Ford Motor Company announced today a profit of $2.1 billion for the first quarter of 2013, down $147 million year-over-year, while net income of $1.6 billion represents a $215 million gain. That’s Ford’s 15th consecutive quarter of profitability.
The positive results were driven by continuing strong sales in North America and the Asia Pacific Africa divisions. In North America, pre-tax profits of $2.44 billion represent Ford’s best quarterly result for at least 13 years. (Prior to 2000, Ford did not separate quarterly results by region, so it’s unclear whether better results were reported previously.) Ford says sales volume in North America is up 17 percent year-over-year, and that the region has an operating margin of 11 percent. Going forward, Ford expects to finish the year with profits above 2012 levels and a margin of about 10 percent.

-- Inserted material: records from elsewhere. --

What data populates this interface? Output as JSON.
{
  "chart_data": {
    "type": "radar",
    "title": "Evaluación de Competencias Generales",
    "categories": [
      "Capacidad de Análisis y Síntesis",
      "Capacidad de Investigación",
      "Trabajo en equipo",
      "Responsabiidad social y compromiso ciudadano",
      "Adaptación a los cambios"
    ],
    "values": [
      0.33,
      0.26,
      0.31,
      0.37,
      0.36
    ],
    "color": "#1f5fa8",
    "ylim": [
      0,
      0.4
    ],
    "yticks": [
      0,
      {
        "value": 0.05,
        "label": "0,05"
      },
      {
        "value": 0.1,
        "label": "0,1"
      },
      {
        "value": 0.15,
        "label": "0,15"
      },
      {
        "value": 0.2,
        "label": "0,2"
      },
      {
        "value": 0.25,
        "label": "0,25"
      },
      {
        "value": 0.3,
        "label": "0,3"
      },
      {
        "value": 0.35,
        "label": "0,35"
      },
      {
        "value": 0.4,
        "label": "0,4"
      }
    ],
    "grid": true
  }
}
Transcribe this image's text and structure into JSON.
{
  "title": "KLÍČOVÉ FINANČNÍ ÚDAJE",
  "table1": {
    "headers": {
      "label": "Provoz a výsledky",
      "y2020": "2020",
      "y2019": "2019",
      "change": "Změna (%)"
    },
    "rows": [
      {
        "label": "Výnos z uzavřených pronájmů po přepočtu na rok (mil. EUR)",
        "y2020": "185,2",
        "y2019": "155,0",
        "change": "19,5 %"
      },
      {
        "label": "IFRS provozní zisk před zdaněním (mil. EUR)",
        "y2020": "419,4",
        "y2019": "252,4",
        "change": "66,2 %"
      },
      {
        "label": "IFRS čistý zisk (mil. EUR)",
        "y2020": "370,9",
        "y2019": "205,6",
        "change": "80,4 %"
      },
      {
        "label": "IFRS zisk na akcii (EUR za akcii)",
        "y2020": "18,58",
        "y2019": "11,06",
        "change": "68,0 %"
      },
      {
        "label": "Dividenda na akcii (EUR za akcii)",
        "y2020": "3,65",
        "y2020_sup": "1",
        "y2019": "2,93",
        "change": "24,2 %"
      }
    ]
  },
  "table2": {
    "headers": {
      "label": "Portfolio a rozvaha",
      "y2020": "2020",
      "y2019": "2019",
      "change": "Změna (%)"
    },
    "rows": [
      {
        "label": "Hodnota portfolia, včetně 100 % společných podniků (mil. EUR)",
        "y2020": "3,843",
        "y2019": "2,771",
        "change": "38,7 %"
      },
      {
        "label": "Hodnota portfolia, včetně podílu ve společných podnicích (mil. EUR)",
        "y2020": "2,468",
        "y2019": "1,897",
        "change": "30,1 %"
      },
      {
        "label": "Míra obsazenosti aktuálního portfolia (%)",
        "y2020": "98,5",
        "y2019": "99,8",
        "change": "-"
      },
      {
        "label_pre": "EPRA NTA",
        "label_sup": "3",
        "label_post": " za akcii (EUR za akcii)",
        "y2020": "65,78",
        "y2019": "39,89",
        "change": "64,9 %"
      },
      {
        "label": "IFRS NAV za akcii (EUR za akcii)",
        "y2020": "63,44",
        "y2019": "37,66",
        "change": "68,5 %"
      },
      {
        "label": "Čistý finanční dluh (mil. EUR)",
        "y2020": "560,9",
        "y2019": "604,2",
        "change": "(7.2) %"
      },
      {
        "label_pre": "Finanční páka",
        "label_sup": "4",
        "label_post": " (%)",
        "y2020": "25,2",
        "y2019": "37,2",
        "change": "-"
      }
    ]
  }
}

In the Asia Pacific Africa region, Ford expects to break even. Its market share there rose 30 percent to about three percent; market share in China reached a new record of 3.6 percent.
Ford continues to see sales tumble in Europe and in South America. In Europe, declining car sales meant the automaker posted a first-quarter loss of $462 million. Ford also cites restructuring costs, and the cost of paying employee pensions, as dragging down the company’s numbers in Europe. Although Ford claims it has increased its market share in Western Europe, the company plans to lose $2 billion in Europe this year.
In South America, currency fluctuations in Argentina and Venezuela significantly hurt the company’s bottom line, leading to a first-quarter loss of $218 million. Overall this year, Ford expects to break even in South America — but cautions that further currency instability could cause worse results.
“We continue to expect 2013 to be another strong year,” Ford CEO Alan Mulally said in a statement. “Everyone at Ford remains laser focused on continuing to make progress on our One Ford plan and building a profitably growing Ford.”